Group and Total

On this page

Introduction

Aggregation Task Summary
Before You Get Started
Tutorial
Add a match stage for orders in 2020
Add a sort stage to sort by order date
Add a group stage to group by email address
Add a sort stage to sort by first order date
Add a set stage to display the email address
Add an unset stage to remove unneeded fields
Run the aggregation pipeline
Interpret results

Introduction

In this tutorial, you can learn how to use PyMongo to construct an aggregation pipeline, perform the aggregation on a collection, and print the results by completing and running a sample app. This aggregation performs the following operations:

Matches a subset of documents by a field value
Groups documents by common field values
Adds computed fields to each result document

Aggregation Task Summary

This tutorial demonstrates how to group and analyze customer order data. The results show the list of customers who purchased items in 2020 and includes each customer's order history for 2020.

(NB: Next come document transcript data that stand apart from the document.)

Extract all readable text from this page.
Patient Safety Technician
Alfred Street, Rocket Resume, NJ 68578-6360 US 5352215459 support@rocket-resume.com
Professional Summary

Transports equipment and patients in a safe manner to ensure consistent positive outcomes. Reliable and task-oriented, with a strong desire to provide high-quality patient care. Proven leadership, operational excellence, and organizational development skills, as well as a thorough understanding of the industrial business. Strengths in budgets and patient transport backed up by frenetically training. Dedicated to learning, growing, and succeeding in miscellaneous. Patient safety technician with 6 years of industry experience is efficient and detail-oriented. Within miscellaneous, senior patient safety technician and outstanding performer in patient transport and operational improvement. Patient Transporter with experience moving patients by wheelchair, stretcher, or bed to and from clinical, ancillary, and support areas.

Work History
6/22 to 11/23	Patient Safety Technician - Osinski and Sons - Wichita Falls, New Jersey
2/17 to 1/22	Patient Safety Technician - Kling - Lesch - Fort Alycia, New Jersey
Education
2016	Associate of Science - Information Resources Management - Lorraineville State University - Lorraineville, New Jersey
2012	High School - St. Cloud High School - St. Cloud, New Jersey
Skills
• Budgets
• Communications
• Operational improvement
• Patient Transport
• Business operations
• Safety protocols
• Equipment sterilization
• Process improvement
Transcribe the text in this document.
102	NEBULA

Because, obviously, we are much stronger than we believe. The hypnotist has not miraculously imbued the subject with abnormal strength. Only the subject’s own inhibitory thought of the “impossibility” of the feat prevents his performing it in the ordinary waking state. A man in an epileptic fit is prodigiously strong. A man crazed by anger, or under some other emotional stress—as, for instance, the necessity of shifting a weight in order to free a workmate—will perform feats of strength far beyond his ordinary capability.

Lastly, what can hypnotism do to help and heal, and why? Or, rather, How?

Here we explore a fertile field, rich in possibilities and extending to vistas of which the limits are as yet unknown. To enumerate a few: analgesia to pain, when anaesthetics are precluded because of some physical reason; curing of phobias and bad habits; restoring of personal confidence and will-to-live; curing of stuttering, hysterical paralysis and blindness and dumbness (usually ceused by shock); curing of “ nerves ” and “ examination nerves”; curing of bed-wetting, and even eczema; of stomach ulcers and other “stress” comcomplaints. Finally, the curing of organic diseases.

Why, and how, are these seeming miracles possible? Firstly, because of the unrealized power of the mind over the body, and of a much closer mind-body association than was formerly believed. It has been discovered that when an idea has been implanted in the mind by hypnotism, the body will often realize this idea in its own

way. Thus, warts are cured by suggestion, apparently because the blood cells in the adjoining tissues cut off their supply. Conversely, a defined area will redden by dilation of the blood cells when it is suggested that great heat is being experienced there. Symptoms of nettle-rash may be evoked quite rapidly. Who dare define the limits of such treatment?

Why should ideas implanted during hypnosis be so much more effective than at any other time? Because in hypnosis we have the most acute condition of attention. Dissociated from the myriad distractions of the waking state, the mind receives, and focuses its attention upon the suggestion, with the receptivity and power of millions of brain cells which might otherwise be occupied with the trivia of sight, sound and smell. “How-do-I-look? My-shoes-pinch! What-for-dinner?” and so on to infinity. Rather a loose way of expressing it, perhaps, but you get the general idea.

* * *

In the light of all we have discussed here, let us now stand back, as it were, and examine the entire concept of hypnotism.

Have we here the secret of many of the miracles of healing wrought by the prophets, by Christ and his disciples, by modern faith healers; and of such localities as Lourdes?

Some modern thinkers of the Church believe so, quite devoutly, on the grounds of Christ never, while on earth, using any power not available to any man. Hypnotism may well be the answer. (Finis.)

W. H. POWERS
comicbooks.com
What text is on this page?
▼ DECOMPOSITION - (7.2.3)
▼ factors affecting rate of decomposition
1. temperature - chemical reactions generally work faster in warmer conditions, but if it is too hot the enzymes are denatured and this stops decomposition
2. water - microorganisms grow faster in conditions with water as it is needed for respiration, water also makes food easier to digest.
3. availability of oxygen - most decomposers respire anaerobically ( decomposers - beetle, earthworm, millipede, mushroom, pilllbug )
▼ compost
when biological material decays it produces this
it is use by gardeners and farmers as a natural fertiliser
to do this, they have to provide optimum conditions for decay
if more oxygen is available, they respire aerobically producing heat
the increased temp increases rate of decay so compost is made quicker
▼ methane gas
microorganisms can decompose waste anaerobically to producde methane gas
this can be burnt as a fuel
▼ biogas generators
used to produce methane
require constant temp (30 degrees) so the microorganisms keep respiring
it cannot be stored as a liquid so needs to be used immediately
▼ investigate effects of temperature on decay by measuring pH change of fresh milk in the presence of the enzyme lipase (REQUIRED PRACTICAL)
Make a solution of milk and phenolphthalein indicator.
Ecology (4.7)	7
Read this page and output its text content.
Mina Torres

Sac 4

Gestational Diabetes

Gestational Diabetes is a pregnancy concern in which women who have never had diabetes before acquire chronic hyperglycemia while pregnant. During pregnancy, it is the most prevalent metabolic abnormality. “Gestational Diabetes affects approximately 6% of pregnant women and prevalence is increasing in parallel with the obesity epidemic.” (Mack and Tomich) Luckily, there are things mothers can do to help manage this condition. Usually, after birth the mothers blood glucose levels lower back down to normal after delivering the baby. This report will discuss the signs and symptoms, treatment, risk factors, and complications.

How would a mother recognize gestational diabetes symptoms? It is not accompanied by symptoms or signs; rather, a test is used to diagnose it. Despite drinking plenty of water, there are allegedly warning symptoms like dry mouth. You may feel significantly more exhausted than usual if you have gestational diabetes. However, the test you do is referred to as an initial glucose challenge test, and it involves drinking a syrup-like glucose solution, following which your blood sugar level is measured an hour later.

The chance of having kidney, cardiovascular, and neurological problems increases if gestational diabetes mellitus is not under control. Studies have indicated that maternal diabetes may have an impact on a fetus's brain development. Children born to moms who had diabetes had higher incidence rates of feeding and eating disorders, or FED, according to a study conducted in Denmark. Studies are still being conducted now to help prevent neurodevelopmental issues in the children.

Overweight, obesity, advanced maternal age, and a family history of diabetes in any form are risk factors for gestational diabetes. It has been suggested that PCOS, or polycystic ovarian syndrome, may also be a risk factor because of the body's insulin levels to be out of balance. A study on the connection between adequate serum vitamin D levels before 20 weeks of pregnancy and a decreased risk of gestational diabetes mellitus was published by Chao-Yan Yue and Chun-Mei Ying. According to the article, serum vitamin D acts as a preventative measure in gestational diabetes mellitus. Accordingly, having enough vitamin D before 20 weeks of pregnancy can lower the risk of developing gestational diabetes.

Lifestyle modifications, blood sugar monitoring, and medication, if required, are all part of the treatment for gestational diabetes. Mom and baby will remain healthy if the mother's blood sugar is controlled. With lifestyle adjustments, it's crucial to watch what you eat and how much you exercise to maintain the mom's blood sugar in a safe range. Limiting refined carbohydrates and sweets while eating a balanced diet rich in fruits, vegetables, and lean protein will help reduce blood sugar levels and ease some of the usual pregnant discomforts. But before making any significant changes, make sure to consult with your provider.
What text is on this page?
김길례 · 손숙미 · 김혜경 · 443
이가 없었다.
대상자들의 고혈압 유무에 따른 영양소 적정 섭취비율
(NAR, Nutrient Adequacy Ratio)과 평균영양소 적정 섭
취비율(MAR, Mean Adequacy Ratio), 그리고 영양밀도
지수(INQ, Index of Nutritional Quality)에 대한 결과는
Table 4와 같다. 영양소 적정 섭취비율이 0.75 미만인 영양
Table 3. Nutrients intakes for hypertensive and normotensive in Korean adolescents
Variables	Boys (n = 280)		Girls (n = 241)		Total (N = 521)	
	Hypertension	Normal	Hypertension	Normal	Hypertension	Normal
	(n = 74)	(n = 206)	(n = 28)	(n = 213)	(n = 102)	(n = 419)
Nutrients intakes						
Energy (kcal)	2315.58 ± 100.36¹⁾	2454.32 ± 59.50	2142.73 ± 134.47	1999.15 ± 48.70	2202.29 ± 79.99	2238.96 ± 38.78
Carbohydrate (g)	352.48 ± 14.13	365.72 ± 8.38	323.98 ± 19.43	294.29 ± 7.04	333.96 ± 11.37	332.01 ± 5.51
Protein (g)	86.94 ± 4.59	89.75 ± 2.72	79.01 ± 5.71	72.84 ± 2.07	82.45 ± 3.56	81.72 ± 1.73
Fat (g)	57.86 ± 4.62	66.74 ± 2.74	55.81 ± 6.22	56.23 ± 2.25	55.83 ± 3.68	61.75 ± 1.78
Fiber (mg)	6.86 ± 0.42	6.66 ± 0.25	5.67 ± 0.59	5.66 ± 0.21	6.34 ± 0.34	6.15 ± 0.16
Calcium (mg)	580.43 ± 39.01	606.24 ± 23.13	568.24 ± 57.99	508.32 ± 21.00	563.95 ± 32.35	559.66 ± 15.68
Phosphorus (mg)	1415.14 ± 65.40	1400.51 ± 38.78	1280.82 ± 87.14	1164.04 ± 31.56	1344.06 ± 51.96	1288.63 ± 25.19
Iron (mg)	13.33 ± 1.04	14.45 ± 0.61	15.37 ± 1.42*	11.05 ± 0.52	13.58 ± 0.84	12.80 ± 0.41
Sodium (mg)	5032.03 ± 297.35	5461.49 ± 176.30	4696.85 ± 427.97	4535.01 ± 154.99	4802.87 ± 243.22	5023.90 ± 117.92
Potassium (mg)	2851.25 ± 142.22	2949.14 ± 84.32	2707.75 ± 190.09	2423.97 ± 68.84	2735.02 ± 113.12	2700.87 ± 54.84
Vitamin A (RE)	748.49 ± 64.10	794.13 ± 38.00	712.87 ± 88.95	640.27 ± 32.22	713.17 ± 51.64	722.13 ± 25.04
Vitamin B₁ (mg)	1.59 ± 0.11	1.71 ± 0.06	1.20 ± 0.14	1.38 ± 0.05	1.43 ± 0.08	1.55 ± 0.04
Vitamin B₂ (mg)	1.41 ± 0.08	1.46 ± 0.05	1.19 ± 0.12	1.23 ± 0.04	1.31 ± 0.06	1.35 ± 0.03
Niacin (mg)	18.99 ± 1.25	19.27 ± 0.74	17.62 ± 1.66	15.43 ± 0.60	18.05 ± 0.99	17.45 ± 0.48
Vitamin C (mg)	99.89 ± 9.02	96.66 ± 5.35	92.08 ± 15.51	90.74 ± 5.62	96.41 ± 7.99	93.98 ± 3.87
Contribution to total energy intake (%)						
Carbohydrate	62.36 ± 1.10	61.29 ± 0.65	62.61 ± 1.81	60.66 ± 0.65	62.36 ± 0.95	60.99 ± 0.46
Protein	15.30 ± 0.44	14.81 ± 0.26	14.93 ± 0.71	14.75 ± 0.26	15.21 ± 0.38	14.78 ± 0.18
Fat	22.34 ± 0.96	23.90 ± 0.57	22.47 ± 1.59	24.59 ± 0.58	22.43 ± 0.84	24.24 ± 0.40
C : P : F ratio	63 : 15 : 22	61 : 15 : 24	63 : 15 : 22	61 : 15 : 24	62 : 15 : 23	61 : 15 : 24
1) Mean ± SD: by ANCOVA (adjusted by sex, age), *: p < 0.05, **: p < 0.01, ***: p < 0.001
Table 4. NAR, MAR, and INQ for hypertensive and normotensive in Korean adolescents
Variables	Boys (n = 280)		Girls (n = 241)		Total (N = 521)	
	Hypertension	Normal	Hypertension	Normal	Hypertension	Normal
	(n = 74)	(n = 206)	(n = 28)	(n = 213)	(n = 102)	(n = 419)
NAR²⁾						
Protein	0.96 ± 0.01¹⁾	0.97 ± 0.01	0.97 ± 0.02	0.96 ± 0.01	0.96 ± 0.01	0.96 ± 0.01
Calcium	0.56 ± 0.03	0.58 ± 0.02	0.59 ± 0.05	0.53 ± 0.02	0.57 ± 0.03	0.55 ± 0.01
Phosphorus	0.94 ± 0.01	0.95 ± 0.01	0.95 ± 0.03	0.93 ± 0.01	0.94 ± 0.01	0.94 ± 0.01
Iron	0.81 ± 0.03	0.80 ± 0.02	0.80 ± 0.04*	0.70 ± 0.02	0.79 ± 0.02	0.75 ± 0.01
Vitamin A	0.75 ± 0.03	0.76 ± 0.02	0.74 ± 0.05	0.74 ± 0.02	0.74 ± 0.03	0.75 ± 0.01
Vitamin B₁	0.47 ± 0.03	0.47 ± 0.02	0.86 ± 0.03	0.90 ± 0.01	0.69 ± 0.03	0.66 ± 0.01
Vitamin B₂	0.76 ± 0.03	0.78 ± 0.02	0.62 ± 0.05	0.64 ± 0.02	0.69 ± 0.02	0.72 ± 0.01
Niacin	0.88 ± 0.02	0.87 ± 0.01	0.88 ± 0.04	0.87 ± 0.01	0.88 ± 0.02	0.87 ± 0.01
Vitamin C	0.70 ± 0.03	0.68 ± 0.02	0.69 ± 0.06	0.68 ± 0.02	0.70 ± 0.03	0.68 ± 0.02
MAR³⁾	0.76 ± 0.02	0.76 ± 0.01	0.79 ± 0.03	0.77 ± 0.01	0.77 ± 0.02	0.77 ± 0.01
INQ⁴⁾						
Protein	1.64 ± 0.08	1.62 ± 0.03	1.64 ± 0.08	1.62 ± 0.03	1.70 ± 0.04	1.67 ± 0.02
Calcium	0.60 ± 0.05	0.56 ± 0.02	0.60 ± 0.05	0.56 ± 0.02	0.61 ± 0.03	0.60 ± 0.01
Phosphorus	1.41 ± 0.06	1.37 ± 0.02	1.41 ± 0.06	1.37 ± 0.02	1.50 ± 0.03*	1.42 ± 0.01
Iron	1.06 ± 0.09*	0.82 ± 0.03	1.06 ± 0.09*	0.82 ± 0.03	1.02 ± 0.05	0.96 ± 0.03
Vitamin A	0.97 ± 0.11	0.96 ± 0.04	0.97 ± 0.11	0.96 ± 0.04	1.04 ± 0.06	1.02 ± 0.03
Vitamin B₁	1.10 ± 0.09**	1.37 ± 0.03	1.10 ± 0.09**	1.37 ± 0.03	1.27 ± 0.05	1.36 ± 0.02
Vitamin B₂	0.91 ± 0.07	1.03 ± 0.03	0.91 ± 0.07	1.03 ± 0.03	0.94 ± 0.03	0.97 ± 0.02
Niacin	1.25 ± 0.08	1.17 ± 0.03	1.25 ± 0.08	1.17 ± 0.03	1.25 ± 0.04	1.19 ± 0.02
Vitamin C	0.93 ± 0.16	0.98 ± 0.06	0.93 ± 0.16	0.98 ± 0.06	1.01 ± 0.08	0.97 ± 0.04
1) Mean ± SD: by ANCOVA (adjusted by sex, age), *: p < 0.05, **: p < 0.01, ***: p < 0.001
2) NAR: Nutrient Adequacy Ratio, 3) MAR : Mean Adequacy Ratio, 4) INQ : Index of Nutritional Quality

This example uses one collection, orders, which contains documents describing individual product orders. Since each order can correspond to only one customer, the order documents are grouped by the customer_id field, which contains customer email addresses.

Before You Get Started

Before you begin following an aggregation tutorial, you must set up a new Python app. You can use this app to connect to a MongoDB deployment, insert sample data into MongoDB, and run the aggregation pipeline in each tutorial.

Tip

To learn how to install the driver and connect to MongoDB, see Get Started with PyMongo

Once you install the driver, create a file called agg_tutorial.py. Paste the following code in this file to create an app template for the aggregation tutorials:

from pymongo import MongoClient
# Replace the placeholder with your connection string.
uri = "<connection string>"
client = MongoClient(uri)
try:
    agg_db = client["agg_tutorials_db"]
    # Get a reference to relevant collections.
    # ... some_coll =
    # ... another_coll =
    # Delete any existing documents in collections.
    # ... some_coll.delete_many({})
    # Insert sample data into the collection or collections.
    # ... some_data = [...]
    # ... some_coll.insert_many(some_data)
    # Create an empty pipeline array.
    pipeline = []
    # Add code to create pipeline stages.
    # ... pipeline.append({...})
    # Run the aggregation.
    # ... aggregation_result = ...
    # Print the aggregation results.
    for document in aggregation_result:
        print(document)
finally:
    client.close()

Important

In the preceding code, read the code comments to find the sections of the code that you must modify for the tutorial you are following.

If you attempt to run the code without making any changes, you will encounter a connection error.

For every tutorial, you must replace the connection string placeholder with your deployment's connection string. To learn how to locate your deployment's connection string, see Create a Connection String.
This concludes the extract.